A liquidated claim (or ‘liquid claim’) is one whose existence and amount are undisputed – either because the other party has acknowledged it in writing, or because it has been established by a final court judgment.
In our case, “The Forwarder’s” claim against “The Carrier” for the damages was not liquidated. “The Carrier” had never admitted liability for that amount. The fact that “The Forwarder” had paid their client does not automatically make “The Carrier” a debtor for that same amount. The carrier’s liability for damage must be proven and established through the proper channels.
The court made it clear: the obligation to pay freight and the liability for damages are two separate issues. You cannot offset one against the other at your own discretion.
The Bitter Result: Paying Twice
In the end, “The Forwarder” found themselves in the worst possible position:
- They paid €1,800 to their client for the damaged goods.
- They were ordered to pay €1,800 to “The Carrier” for the unpaid freight.
- They were also ordered to pay the accumulated interest and legal fees.
A single misstep, driven by logic but not by legal knowledge, cost them double.
Lessons for Your Business: How to Avoid the Trap
✔️ Never perform a unilateral set-off. This is the most critical lesson. Withholding amounts from payments due without the explicit written consent of the other party or a court order is an invitation to a lawsuit you are likely to lose.
✔️ Keep obligations separate. When damage occurs, the correct procedure is to:
- Pay the due freight to the carrier within the agreed timeframe.

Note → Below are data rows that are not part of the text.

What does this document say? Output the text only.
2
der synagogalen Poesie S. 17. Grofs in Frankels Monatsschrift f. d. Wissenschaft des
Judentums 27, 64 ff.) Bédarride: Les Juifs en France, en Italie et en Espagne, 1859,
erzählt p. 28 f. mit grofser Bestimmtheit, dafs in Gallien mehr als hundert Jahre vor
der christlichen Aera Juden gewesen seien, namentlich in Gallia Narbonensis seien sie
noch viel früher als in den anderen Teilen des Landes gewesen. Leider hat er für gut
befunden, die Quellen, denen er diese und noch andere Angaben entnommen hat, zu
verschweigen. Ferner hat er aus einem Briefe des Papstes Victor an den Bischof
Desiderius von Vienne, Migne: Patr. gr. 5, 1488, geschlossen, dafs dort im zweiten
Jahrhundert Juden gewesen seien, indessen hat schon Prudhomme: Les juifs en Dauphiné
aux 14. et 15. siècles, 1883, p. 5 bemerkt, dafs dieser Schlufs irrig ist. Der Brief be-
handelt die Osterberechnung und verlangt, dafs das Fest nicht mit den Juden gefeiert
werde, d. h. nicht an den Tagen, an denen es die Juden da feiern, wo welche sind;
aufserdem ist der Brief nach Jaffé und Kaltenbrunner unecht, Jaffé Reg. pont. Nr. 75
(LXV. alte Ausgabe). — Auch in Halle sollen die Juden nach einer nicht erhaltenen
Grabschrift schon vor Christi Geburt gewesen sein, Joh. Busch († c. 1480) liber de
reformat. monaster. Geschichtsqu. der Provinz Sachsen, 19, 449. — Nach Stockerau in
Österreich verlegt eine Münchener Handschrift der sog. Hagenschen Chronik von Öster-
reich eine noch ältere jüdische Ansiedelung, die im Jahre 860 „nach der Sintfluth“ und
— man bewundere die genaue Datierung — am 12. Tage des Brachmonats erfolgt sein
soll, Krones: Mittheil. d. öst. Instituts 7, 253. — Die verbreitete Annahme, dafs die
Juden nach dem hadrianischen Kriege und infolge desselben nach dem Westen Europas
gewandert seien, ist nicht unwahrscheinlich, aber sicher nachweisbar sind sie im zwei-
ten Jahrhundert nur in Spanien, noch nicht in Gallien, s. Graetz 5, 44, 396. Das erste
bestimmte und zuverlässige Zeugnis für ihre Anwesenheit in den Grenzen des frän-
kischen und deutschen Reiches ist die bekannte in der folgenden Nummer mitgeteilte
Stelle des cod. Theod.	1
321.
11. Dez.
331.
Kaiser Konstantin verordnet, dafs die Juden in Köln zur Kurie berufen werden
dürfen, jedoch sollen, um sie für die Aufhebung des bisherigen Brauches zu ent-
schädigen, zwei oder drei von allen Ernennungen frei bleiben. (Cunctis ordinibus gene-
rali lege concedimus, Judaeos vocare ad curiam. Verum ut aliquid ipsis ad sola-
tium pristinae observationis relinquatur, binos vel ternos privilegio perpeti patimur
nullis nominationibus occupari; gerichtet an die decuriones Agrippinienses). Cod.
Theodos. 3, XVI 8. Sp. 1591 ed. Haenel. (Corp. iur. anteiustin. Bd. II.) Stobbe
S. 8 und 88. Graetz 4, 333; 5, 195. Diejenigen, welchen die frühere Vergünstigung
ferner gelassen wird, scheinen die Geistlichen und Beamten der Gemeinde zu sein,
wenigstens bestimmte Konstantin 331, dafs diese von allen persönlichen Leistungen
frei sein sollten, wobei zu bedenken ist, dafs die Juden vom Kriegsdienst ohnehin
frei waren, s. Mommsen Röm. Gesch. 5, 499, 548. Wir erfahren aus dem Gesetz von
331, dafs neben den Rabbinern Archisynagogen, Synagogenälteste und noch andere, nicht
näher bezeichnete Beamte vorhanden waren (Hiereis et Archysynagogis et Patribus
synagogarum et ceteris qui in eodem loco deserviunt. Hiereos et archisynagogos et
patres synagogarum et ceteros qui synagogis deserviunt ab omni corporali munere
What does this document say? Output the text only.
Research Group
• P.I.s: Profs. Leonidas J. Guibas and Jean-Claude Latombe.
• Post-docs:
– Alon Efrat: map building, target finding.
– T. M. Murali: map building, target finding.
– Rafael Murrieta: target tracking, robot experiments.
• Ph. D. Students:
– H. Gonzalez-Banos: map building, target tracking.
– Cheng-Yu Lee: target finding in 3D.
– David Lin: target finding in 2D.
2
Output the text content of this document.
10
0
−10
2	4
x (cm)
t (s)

- Simultaneously, file an official, written, and well-documented claim against them for the value of the damage.
✔️ Communicate officially. Notify the carrier of the problem immediately. Send them all relevant documents – protocols, photos, claims. Try to negotiate a settlement.
✔️ Consult with experts. Before taking any action, speak with your insurance broker or legal advisor. At Cargofort, we have extensive experience with such cases and can guide you toward the right steps that will protect your interests without involving you in unnecessary costs and litigation.
In transport and logistics, every detail matters. The right approach not only saves money but also preserves good partnerships and protects your reputation.